I use Eclipse Galileo to develop Java code. When implementing an interface for mocking, I often want to specify the behavior of just a few methods and retain the default behavior (do nothing or return null/0) for most. Eclipse will produce a nicely formatted default implementation like:
HttpServletRequest mock = new HttpServletRequest() {
public String getQueryString() {
return "foobar";
}
public void setAttribute(String arg0, Object arg1) {
// TODO Auto-generated method stub
}
public int getServerPort() {
// TODO Auto-generated method stub
return 0;
}
public String getServerName() {
// TODO Auto-generated method stub
return null;
}
... etc, etc, etc ...
For legibilty and cleanliness I'm looking for a regexp (for Eclipse's find/replace dialog) to clean this up, which will produce the following result when run on the above code:
HttpServletRequest mock = new HttpServletRequest() {
public String getQueryString() {
return "foobar";
开发者_如何学Python }
public void setAttribute(String arg0, Object arg1) {}
public int getServerPort() {return 0;}
public String getServerName() {return null;}
... etc...
Basically:
remove any char/new line/tab between { and }
but keep and rewrite "return (.*);" if there is such a thing (void methods don't have the return statement)

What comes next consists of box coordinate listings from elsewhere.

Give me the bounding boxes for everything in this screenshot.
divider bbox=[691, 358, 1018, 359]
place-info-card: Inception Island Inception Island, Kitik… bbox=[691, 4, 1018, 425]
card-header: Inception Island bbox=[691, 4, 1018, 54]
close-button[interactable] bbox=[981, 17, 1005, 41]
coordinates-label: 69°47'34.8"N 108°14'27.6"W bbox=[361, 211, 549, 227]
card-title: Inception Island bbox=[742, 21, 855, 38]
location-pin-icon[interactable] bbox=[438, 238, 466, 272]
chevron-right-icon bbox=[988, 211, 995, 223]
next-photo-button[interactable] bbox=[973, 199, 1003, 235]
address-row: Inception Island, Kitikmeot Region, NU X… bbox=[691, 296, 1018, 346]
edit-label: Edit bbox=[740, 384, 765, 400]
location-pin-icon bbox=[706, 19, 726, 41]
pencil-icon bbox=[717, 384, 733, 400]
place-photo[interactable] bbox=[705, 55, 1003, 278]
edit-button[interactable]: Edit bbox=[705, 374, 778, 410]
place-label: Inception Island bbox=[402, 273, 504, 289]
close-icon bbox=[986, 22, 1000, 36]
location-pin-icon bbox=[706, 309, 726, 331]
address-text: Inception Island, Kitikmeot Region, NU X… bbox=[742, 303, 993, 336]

It's OK to hand check each replace and skip the ones I want to keep (need not be fully automated)
I came up with something like:
- Find pattern:
(public|private|protected)\s+(\w+)\s+(\w+)(\(.*\))\s+\{\s*(// TODO Auto-generated method stub)\s*(.*)\s*\}
- Replace pattern:
$1 $2 $3$4 { $6 }
See how this is done with Adapters in swing, where the adapter is a dummy implementation of a given interface, and you then override just what you need. Gives very concise code even with anonynous classes.